O Ministério Público do Estado da Bahia (MP-BA) abriu procedimento administrativo para apurar supostas irregularidades em três contratos firmados entre Secretaria Municipal de Ilhéus e a empresa K da Silva Porto, no valor de R$ 537,2 mil.

De acordo com a promotora de Justiça Mayanna Ferreira Floriano, em 26 de março foram celebrados três contratos, por meio de dispensa de licitação, “com aquisição de insumos em grande quantidade e sem apresentação ou publicização de Plano de Atuação para enfrentamento da pandemia”.

Após intervenção do MP-BA, o Município suspendeu, em 22 de abril, o fornecimento de material pela empresa, pagando apenas os equipamentos que já tinham sido entregues até a instauração do procedimento administrativo para apurar o negócio jurídico entre as partes.

No entanto, nesta terça-feira (12), o órgão estadual instaurou mais procedimento para apurar supostas irregularidades na contratação de material gráfico pelo município que seria voltado às ações de enfrentamento da pandemia do novo coronavírus.
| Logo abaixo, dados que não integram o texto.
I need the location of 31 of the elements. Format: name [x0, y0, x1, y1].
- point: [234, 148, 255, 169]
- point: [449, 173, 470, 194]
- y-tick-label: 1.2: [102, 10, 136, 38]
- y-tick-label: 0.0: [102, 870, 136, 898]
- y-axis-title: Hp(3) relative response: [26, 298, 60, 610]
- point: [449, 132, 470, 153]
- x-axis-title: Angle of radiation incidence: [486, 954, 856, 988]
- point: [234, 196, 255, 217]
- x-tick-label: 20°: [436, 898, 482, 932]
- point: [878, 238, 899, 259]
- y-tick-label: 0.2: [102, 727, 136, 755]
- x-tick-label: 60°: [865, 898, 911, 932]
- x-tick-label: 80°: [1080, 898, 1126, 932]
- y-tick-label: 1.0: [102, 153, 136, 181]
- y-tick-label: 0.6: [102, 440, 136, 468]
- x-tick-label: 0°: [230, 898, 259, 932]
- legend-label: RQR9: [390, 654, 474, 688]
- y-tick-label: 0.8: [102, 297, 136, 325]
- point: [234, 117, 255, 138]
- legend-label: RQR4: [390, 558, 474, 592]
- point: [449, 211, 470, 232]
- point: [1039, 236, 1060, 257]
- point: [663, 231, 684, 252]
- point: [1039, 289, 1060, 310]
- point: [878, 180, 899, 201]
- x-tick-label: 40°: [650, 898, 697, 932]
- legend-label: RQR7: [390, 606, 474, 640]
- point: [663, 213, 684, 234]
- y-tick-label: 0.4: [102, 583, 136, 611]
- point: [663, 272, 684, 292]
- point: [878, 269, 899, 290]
A promotora já recomendou, inclusive, ao secretário municipal de Saúde, Geraldo Magela Ribeiro, que apresente lista quantitativa e qualitativa de todos os materiais, insumos e equipamentos, em estoque ou ainda não estocados, mas previstos em contrato vigente, adquiridos para o enfrentamento da pandemia, com o cronograma de entrega às unidades de saúde.

Já ao município, foi recomendada a suspensão de todos os processos administrativos destinados à contratação de empresas para o fornecimento de bens e serviços não essenciais e a priorização do pagamento das remunerações dos agentes públicos municipais e das empresas fornecedoras de bens e serviços essenciais, sobretudo os relacionados à área de saúde e de assistência social no enfrentamento aos efeitos da Covid-19.

Denúncia
Em denúncia feita ao BNews em 5 de abril, leitores questionaram a assinatura do contrato com a empresa K da Silva Porto, de nome fantasia Porto Brilho, para a compra de álcool gel destinado à prevenção da Covid-19 no município.

Entre outras coisas, o questionamento era o porquê ter se optado pela aquisição do produto de terceiros, ao invés de adquirir diretamente a produção da indústria local de perfumaria, uma das mais importantes do Brasil.